E é por tudo isto, e mais, que estou muito feliz e honrada por ter sido convidada para ser moderadora no III Seminário – Arte, Bibliotecas e Cultura – Livros fora da Caixa e os Livros Objeto, no Museu da Imprensa, em Câmara de Lobos, nos próximos dias 10 e 11 de Outubro.
Esta é, como bem lembra a organização – Câmara Municipal de Câmara de Lobos - “uma oportunidade para aprender, partilhar experiências e acima de tudo refletir sobre a importância do livro e do trabalho desenvolvido pelos promotores e educadores no seu uso efetivo enquanto objeto que educa e exercita o pensamento.
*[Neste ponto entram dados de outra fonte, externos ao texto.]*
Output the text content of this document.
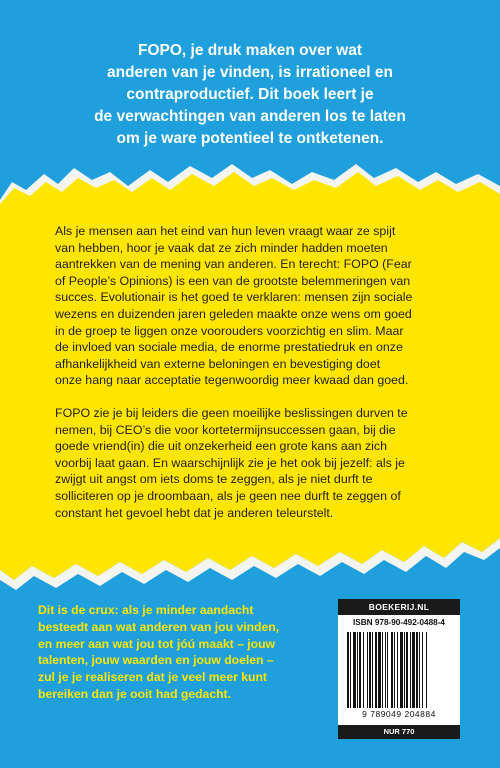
FOPO, je druk maken over wat
anderen van je vinden, is irrationeel en
contraproductief. Dit boek leert je
de verwachtingen van anderen los te laten
om je ware potentieel te ontketenen.
Als je mensen aan het eind van hun leven vraagt waar ze spijt
van hebben, hoor je vaak dat ze zich minder hadden moeten
aantrekken van de mening van anderen. En terecht: FOPO (Fear
of People’s Opinions) is een van de grootste belemmeringen van
succes. Evolutionair is het goed te verklaren: mensen zijn sociale
wezens en duizenden jaren geleden maakte onze wens om goed
in de groep te liggen onze voorouders voorzichtig en slim. Maar
de invloed van sociale media, de enorme prestatiedruk en onze
afhankelijkheid van externe beloningen en bevestiging doet
onze hang naar acceptatie tegenwoordig meer kwaad dan goed.
FOPO zie je bij leiders die geen moeilijke beslissingen durven te
nemen, bij CEO’s die voor kortetermijnsuccessen gaan, bij die
goede vriend(in) die uit onzekerheid een grote kans aan zich
voorbij laat gaan. En waarschijnlijk zie je het ook bij jezelf: als je
zwijgt uit angst om iets doms te zeggen, als je niet durft te
solliciteren op je droombaan, als je geen nee durft te zeggen of
constant het gevoel hebt dat je anderen teleurstelt.
Dit is de crux: als je minder aandacht
besteedt aan wat anderen van jou vinden,
en meer aan wat jou tot jóú maakt – jouw
talenten, jouw waarden en jouw doelen –
zul je je realiseren dat je veel meer kunt
bereiken dan je ooit had gedacht.
BOEKERIJ.NL
ISBN 978-90-492-0488-4
9 789049 204884
NUR 770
É́ deveras importante reunir os profissionais e debater a importância e o papel das bibliotecas numa era de “mundos” virtuais em que a informação é condição essencial para o exercício pleno da cidadania. As bibliotecas deixaram de ser locais de cultivo do silêncio, de aspeto austero, meditativo, para passarem a ser um espaço dinâmico, de múltiplas atividades, apresentando a arte nas suas múltiplas formas de expressão, convocando ao pensamento, ao diálogo e à partilha de experiências e sentimentos.”